Но на этот раз я не врал. Я читал где-то, что после самых жарких боёв он любил смешивать снег с мёдом и с фруктами.
— Ребята, — сказал я, — есть очень хочется.
— Чего ж молчал? — сказал Петька. — Давай бери… Тонька, кинь ему ложку.
Ух, и наелся! Я бы с ними и в поход пошёл — они меня звали, — если у меня хотя бы одеяло или мешок был. А так что же — только им помешаю. Уж лучше домой пойду.
Теперь было не так скучно идти. Я даже подумал, что хорошо бы вернуться к Генке, но до станции ведь гораздо ближе.
Когда я поднялся на платформу, начало смеркаться.

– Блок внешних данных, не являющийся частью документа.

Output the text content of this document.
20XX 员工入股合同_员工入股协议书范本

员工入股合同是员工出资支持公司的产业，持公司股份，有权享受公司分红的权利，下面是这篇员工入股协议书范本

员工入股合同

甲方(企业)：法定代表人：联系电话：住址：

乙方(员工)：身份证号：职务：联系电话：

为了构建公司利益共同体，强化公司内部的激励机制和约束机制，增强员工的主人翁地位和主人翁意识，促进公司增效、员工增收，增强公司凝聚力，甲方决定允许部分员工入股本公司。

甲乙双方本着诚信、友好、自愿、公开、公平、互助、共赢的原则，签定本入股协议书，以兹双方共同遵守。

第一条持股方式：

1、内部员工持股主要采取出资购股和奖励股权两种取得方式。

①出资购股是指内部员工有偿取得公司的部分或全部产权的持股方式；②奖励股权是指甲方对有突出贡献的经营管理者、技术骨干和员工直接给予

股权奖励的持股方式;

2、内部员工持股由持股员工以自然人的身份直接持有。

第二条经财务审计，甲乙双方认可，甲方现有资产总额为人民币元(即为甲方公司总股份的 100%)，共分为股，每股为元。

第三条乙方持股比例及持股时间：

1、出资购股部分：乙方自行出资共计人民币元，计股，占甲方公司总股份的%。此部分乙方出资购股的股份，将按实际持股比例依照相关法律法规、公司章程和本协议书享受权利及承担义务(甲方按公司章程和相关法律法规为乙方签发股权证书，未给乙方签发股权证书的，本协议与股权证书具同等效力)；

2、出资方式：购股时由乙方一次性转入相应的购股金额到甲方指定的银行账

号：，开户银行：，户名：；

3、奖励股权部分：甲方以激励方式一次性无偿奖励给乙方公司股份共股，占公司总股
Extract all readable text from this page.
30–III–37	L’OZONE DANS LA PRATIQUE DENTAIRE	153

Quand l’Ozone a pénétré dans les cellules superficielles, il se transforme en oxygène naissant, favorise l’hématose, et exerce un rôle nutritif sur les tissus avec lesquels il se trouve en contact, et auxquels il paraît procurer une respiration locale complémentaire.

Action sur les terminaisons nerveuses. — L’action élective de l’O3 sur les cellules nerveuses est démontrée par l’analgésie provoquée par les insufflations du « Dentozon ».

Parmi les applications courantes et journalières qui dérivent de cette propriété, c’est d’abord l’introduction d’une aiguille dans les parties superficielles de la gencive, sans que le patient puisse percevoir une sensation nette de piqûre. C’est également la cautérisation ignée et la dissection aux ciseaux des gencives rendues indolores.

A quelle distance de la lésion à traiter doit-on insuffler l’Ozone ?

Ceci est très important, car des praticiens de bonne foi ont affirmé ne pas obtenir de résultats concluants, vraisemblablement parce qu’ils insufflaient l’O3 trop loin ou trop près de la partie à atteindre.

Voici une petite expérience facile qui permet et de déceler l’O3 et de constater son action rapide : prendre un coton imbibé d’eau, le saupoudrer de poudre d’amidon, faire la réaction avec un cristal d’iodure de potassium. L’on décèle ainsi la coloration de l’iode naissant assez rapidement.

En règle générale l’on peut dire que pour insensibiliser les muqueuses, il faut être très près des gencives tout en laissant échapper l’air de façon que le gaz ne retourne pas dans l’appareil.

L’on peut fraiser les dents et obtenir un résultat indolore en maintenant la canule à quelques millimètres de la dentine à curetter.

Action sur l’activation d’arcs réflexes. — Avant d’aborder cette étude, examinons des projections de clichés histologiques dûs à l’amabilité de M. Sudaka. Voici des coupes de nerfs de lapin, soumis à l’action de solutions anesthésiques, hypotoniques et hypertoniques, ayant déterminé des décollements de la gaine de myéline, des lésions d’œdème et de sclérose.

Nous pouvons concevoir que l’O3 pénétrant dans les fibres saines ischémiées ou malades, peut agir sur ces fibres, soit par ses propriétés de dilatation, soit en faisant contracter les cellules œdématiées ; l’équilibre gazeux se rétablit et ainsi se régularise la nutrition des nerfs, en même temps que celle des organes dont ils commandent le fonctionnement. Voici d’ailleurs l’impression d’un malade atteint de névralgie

Минут через двадцать подошёл поезд, и я сел. Без билета, конечно. А на что я куплю? Да и контролёры вечером, наверно, не ходят. У них ведь тоже рабочий день.
Кто-то хлопнул меня по плечу… Что ещё надо? Я повернул голову.
— Ваши билеты, — сказал дяденька.
Я молчал.
— Ты что, немой? — спросил он.
— Да, — сказал я. — То есть нет. Билета нет.
— Сейчас на остановке выйдешь, — сказал контролёр.
— Мне домой надо, — сказал я.
— Стыдно, — сказал контролёр. — Большой уже… Ваши билеты.
Я думал, он забыл, но на первой станции он меня вывел из вагона. Электричка загудела, прямо как будто засмеялась, и ушла. Дурак, я не сообразил в другой вагон сесть. Теперь жди следующего поезда. Вечером они редко ходят.
Я прочёл всё пригородное расписание, узнал, почём билет на собаку, сосчитал, сколько шагов от одного конца платформы до другого, пропустил три товарных и два дальних поезда — и только тогда подошла электричка. В вагонах уже горел свет.
Я сел и стал глядеть в окно, но за ним было темно, и я видел только своё отражение.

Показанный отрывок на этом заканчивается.